Rachel Kneebone: 399 Days at Yorkshire Sculpture Park
Sara Jaspan, Exhibitions EditorThe unique setting of Yorkshire Sculpture Park’s 18th-century chapel offers a remarkable space in which to encounter contemporary artist Rachel Kneebone’s most ambitious sculpture to date.
Titled after the length of time it took to single-handedly make, 399 Days (2012-13) is a towering porcelain sculpture inspired by masterpieces from the world of antiquity, such as Trajan’s Column. Its mesmerising, metamorphic quality is typical of Kneebone’s highly detailed style, which borders on the florid. The tumbling, swirling mass of forms that decorate its surface evoke the female human figure, yet each one dissolves on the cusp of full materialisation, melting into a backdrop of flowers, orbs and other organic matter.
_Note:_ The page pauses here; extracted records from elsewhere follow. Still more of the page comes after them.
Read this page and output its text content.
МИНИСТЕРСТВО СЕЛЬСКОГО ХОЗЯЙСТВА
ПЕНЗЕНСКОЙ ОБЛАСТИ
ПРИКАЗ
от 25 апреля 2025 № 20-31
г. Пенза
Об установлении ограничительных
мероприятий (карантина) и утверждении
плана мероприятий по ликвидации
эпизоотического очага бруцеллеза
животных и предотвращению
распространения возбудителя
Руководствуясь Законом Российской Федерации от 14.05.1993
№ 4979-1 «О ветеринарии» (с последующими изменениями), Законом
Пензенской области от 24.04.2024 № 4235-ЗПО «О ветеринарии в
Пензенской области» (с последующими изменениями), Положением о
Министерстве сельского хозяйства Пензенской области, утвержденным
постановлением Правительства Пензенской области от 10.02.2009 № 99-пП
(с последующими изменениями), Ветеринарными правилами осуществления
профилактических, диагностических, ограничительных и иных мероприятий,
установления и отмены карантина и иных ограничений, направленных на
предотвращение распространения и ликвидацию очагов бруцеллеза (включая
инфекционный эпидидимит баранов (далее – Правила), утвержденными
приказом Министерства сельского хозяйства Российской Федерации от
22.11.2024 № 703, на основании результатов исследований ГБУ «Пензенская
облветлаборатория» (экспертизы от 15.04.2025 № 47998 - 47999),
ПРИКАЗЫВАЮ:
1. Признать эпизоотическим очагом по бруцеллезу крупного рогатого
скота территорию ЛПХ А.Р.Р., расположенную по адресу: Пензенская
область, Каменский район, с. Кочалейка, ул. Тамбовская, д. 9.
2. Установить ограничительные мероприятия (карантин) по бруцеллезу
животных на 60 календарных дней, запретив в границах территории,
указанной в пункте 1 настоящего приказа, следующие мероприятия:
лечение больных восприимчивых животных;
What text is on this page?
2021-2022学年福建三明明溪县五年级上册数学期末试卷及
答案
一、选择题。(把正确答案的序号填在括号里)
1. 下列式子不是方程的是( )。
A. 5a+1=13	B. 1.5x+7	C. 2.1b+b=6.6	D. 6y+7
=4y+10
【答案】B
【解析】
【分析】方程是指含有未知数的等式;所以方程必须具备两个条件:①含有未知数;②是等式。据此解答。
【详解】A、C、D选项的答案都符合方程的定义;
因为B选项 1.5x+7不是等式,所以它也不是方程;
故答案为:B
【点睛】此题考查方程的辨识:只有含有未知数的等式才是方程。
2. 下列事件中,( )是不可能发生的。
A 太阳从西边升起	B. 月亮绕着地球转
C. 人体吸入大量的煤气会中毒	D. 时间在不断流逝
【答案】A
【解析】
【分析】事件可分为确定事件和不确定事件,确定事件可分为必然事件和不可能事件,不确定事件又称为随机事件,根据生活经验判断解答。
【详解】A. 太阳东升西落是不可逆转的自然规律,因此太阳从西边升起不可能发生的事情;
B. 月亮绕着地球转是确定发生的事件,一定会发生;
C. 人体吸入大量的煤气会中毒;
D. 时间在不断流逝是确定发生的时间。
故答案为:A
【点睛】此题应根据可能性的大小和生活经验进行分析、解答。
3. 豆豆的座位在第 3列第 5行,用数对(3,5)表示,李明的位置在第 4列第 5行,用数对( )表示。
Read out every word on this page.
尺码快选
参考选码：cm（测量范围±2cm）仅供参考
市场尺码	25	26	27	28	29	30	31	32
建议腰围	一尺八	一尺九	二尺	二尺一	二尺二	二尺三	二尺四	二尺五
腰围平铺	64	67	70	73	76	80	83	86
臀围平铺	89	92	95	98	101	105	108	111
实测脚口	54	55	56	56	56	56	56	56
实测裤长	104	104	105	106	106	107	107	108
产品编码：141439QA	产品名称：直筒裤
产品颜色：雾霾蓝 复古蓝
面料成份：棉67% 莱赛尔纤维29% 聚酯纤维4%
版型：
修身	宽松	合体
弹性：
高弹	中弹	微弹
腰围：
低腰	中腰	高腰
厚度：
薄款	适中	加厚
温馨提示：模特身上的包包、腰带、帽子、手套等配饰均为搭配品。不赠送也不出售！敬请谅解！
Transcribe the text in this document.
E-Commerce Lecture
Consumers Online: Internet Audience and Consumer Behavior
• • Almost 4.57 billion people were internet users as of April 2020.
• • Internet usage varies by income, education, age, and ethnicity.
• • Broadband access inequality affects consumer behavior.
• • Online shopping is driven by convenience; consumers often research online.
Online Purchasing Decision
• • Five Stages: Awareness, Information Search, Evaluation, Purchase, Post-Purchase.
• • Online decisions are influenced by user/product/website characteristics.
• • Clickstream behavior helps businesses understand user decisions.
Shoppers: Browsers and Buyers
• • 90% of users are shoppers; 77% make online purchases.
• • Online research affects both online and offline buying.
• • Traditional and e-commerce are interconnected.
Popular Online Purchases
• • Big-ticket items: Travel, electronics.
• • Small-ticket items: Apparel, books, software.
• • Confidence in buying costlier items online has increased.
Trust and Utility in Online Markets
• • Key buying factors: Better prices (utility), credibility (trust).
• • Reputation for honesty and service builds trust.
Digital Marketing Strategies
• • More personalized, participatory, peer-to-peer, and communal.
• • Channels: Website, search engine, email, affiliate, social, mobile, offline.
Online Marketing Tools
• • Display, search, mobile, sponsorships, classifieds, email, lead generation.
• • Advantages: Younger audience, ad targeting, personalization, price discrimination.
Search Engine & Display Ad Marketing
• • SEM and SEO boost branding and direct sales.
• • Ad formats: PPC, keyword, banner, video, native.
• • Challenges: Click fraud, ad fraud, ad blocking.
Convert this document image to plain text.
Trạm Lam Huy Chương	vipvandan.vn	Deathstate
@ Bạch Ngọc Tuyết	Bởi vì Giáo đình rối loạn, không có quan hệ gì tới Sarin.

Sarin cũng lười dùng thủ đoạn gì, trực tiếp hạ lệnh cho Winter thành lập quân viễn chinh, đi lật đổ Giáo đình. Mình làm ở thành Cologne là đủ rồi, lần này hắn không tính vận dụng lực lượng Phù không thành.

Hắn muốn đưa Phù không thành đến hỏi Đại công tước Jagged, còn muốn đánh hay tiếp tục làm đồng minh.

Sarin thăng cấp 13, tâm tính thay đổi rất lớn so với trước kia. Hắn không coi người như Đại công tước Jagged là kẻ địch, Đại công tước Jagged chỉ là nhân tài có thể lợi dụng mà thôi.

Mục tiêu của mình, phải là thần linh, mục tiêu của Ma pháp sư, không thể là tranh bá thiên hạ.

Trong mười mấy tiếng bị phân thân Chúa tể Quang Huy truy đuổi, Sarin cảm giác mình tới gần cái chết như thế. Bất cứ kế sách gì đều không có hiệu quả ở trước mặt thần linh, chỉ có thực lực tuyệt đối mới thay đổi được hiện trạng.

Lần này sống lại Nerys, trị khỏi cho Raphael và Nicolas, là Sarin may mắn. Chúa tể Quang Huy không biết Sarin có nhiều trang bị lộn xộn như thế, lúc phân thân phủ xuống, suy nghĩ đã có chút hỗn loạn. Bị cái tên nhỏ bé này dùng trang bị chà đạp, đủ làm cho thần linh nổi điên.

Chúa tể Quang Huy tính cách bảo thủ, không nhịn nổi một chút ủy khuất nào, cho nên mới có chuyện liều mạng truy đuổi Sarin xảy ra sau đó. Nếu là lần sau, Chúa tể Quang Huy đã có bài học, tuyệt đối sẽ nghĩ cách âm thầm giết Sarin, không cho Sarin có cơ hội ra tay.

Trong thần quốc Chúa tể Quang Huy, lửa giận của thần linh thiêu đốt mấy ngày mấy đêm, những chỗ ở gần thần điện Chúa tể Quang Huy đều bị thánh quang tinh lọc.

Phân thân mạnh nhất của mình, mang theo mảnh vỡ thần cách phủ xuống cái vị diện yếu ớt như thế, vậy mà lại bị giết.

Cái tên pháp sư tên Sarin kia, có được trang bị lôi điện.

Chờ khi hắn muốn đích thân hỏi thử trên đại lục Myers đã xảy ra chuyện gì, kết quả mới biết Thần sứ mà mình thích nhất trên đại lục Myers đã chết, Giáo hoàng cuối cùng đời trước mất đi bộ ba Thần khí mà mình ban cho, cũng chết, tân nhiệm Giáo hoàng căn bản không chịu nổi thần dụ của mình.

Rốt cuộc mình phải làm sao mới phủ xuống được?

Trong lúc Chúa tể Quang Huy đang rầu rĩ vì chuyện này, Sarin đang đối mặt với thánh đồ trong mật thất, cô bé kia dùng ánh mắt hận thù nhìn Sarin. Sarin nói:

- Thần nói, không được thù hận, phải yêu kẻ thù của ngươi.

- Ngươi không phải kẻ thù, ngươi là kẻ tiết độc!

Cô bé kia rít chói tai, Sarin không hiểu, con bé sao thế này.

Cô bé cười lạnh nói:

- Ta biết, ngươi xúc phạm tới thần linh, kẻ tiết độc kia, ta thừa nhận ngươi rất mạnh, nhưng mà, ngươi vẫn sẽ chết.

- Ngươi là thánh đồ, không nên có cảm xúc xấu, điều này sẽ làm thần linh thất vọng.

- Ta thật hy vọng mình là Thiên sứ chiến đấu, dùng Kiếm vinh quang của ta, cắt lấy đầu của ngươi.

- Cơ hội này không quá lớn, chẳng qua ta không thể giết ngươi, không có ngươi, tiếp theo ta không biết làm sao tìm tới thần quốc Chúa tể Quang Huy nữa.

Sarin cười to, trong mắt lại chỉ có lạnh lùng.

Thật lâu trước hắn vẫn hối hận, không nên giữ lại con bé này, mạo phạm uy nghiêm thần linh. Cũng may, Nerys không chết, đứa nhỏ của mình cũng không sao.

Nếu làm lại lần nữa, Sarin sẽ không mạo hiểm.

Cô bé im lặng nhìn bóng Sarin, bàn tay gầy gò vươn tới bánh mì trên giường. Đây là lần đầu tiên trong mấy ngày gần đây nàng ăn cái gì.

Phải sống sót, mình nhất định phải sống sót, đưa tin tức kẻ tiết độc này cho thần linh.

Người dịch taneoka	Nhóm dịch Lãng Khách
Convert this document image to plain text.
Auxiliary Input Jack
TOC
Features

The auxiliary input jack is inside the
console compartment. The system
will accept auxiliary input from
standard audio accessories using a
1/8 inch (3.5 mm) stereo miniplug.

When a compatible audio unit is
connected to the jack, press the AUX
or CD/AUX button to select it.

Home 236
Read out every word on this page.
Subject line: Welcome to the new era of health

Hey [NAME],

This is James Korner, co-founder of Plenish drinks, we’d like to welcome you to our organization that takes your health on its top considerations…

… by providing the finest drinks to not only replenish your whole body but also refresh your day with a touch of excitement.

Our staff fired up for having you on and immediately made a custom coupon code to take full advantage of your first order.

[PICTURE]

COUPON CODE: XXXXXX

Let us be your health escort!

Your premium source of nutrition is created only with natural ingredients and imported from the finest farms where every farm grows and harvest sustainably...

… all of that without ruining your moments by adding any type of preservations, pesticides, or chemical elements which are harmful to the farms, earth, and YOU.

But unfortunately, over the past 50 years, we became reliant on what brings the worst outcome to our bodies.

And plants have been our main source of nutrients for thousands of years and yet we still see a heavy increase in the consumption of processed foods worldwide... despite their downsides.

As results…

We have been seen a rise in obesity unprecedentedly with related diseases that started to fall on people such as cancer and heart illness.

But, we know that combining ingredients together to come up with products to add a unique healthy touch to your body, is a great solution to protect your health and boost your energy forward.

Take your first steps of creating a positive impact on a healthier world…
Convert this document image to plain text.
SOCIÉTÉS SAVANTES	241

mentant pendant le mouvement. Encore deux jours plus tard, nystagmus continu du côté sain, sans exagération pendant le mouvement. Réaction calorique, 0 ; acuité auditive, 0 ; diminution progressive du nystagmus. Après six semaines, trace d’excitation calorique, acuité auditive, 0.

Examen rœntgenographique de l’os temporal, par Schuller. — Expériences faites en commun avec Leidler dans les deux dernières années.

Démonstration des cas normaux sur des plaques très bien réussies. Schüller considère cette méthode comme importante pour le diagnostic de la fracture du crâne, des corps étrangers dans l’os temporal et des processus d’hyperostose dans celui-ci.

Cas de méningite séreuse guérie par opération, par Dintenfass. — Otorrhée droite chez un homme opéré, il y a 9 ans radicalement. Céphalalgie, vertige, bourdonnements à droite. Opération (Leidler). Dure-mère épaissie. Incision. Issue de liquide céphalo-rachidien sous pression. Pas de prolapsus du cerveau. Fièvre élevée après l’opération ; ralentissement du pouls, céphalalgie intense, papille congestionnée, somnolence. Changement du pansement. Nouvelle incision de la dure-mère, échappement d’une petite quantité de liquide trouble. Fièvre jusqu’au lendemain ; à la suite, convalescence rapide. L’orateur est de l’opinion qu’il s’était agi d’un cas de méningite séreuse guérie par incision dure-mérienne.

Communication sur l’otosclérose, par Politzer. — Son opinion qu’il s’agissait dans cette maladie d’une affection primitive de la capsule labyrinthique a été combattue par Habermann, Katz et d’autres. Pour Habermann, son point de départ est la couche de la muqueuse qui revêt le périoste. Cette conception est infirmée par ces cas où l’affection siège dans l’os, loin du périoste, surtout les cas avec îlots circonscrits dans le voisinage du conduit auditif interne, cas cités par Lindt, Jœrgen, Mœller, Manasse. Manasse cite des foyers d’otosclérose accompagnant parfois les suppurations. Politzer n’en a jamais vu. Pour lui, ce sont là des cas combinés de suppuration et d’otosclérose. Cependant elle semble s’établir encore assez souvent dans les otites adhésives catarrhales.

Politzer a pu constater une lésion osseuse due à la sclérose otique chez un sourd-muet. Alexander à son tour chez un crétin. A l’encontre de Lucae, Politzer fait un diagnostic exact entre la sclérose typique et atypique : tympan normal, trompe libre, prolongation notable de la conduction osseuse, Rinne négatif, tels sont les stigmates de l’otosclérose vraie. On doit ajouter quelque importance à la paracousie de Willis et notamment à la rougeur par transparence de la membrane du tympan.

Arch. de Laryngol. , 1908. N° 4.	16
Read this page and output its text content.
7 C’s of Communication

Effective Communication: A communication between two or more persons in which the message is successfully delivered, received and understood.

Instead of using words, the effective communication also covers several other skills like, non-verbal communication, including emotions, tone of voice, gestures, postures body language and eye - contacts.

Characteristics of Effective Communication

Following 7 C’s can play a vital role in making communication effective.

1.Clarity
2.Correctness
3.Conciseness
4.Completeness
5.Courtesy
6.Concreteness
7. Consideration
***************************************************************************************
The work can be viewed from up-close at ground level or from the elevated perspective of the Chapel’s gallery, where drawings from the artist’s Ovid in Exile (2016) series will also be on display. The body of work responds to one of the great mysteries of antiquity – the story of why the poet Ovid was banished from Rome in 8 CE – which Kneebone regards as being emblematic of the human condition, the creative and destructive impulses. These drawings will be shown alongside a new series of sculptures that the artist has created especially for the exhibition, where tendrils, folds, ribbons and spheres fluidly interweave, creating a vine-like structure which protrudes from the wall.
The exhibition forms part of YSP’s 2021-22 programme, which focuses on the work of pioneering female artists. Other highlights include Portuguese artist Joana Vasconcelos’ solo exhibition, presented in the Underground Gallery, and Breaking the Mould: Sculpture by Women since 1945 in Longside Gallery.